Don't Fall for the Crocodile Tears of the Hillsborough Hypocrites

All this talk of justice for the dead fans of 1989 would be more convincing if the people doing it - politicians, police, respectable commentators - weren't now at the forefront of depicting working-class football fans as troublemakers, possibly even scum, who must be regulated and monitored ad infinitum.

Following the publication of the damning report on the Hillsborough disaster, there have been paroxysms of handwringing in the political and media classes.

David Cameron issued an apology for Hillsborough's "double injustice": first the disaster itself, which killed 96 Liverpool football fans, and second officialdom's attempts to cover up what happened or to blame it all on the fans who were caught up in the terrible crush.

Meanwhile, liberal broadsheets claim we finally have "the truth" and some semblance of justice for the families of the dead and injured. In the words of one commentator, "After so many years, so much pain... it has been finally reclaimed: the truth."

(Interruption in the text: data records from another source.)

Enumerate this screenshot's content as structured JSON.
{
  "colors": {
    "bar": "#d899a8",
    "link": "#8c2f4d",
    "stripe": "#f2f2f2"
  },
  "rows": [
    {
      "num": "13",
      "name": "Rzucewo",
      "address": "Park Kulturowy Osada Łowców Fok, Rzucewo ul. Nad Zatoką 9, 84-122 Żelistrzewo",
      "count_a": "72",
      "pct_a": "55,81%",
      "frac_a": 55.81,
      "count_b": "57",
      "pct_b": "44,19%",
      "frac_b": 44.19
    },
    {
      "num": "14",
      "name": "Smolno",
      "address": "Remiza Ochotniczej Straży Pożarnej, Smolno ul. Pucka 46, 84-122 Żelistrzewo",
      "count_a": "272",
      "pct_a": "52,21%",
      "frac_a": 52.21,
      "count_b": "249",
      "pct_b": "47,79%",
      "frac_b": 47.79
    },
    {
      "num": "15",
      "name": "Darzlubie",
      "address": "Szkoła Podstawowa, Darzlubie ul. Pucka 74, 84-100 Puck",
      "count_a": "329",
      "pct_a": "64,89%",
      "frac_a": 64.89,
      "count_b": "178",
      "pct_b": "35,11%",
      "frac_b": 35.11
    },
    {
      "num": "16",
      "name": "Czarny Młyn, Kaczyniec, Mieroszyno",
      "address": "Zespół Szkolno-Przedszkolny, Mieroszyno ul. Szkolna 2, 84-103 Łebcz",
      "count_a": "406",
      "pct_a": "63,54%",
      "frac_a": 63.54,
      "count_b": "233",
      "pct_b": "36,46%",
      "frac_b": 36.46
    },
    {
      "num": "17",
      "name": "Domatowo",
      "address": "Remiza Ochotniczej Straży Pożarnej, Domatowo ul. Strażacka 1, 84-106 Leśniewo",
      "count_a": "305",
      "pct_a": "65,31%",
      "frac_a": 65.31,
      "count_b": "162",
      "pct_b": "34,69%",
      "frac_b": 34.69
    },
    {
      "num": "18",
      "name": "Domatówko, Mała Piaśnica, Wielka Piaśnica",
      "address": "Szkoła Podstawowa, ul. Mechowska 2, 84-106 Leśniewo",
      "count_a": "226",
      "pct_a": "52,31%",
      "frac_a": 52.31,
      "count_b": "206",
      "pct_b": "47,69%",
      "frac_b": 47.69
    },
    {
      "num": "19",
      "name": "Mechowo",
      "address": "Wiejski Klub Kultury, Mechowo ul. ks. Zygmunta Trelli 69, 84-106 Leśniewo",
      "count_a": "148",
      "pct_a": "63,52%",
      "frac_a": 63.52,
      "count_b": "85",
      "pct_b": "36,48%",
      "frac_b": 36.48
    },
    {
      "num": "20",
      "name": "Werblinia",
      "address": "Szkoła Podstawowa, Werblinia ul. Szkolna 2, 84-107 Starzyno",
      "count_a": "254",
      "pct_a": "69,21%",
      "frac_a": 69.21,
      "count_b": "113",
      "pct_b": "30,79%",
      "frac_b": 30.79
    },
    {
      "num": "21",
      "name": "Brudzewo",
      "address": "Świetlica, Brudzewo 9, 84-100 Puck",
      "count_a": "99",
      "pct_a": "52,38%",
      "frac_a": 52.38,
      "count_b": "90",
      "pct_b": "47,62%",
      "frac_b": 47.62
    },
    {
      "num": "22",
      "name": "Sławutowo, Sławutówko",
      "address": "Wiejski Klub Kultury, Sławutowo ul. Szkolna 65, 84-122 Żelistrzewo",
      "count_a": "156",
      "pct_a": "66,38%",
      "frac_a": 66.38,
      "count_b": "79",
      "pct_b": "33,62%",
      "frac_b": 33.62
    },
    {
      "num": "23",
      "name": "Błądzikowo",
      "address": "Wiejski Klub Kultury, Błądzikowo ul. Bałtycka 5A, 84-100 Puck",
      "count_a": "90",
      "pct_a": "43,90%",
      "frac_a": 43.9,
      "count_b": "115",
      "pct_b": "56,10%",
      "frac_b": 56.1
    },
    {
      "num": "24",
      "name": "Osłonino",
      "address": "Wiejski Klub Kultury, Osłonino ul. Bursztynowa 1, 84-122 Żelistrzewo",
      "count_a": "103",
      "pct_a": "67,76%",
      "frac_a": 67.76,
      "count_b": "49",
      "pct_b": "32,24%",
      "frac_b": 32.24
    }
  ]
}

All this talk of justice for the dead fans of 1989 would be more convincing if the people doing it - politicians, police, respectable commentators - weren't now at the forefront of depicting working-class football fans as troublemakers, possibly even scum, who must be regulated and monitored ad infinitum.

That is, the people now crying with joy over the revelation of the truth in relation to Hillsborough are also the guardians of the very prejudices that made Hillsborough possible in the first place: the idea that football fans are a mob-in-the-making who must always be fenced in, either literally, with metal cages, or metaphorically, with restrictions on their speech and behaviour.

In one breath, these politicians and observers condemn the police malfeasance and media sneering in relation to Hillsborough; in the next, they articulate the same anti-fan snobbery and class loathing that nurtured the Hillsborough calamity in the first place. They are Hillsborough's hypocrites.

Reading the media coverage of the report into Hillsborough, you could be forgiven for thinking that the key problem in that stadium in 1989 was the authorities' failure or unwillingness to respond properly to the unfolding disaster.

Not enough was done, we are told, to help those who were stuck behind the metal fences, and not enough was done to reach the truth about the event afterwards.

No doubt this is true. But focusing myopically on the authorities' failings on that terrible day, and in its aftermath, takes attention away from what happened before Hillsborough, away from the political and media classes' intensive war of words against working-class football fans, who were continually being depicted as the lowest form of human life, as hooligans, imbeciles, almost as animals. Thus could they be treated like animals, being forced into those dangerous cages that were erected at football stadiums by fan-loathing elites in the 1970s and 80s.

From the tabloids to the broadsheets to erudite magazines like the New Statesman (which said shortly after Hillsborough that football was bound up with the "yobs and slum cultures of the stricken inner cities"), football followers were forever being held up as morally warped creatures in late 20th Century Britain.

Politicians fretted over the dangers posed by out-of-control fans, passing laws to regulate their behaviour and movement, while the police were frequently deployed en masse to games.

It was in this political and media climate of fear and loathing of football fans that Hillsborough became possible: the metal cages at the stadium, the police's disgraceful attitude, the media sneering at the victims after the event - the whole awful thing was a product of a long, drawn-out war by the authorities and the media against the alleged lowlifes of "stricken inner cities".

And that political attitude still exists today, side-by-side with the elite's newfound concern and sorrow over what happened at Hillsborough.

The view of football fans as problematic, as a big, unpredictable blob that requires regulation and occasionally punishment, is as widespread in political and media circles now as it was pre-Hillsborough.

But it has been PC-ed, with fans no longer being explicitly described as "slum people" or "yobs", but rather as racists, as the chanters of foul-mouthed and offensive tirades, as people who have failed to educate themselves about the correct way to speak and behave.

Where once fans were stuck in metal cages, today they are plonked in stadiums that are subjected to the sort of stringent, speech-policing laws and regulations that would cause outrage in any other area of life.

They are forced to sit down; they can be arrested for chanting offensive things; they are surrounded by stewards with cameras on their heads who film fans' every antic so that if anything untoward happens, the cops can be informed and action can be taken.

Like rats in a lab, fans are metaphorically fenced in, kept in their place not by brutalising cages but by patronising laws. All these measures are aimed at keeping what one Guardian journalist has described as "knuckle-dragging cretins" - or what the rest of us refer to as "football fans" - sedate and pacified, as un-mob-like as possible.

And who promotes and cheers this continuing degradation of working-class football fans? Politicians, PC-sounding policemen, the same newspaper columnists who praise the reaching of the truth about Hillsborough. These people weep over Hillsborough, while at the same time sustaining the degenerate moralism towards "yob" communities which fuelled that terrible tragedy.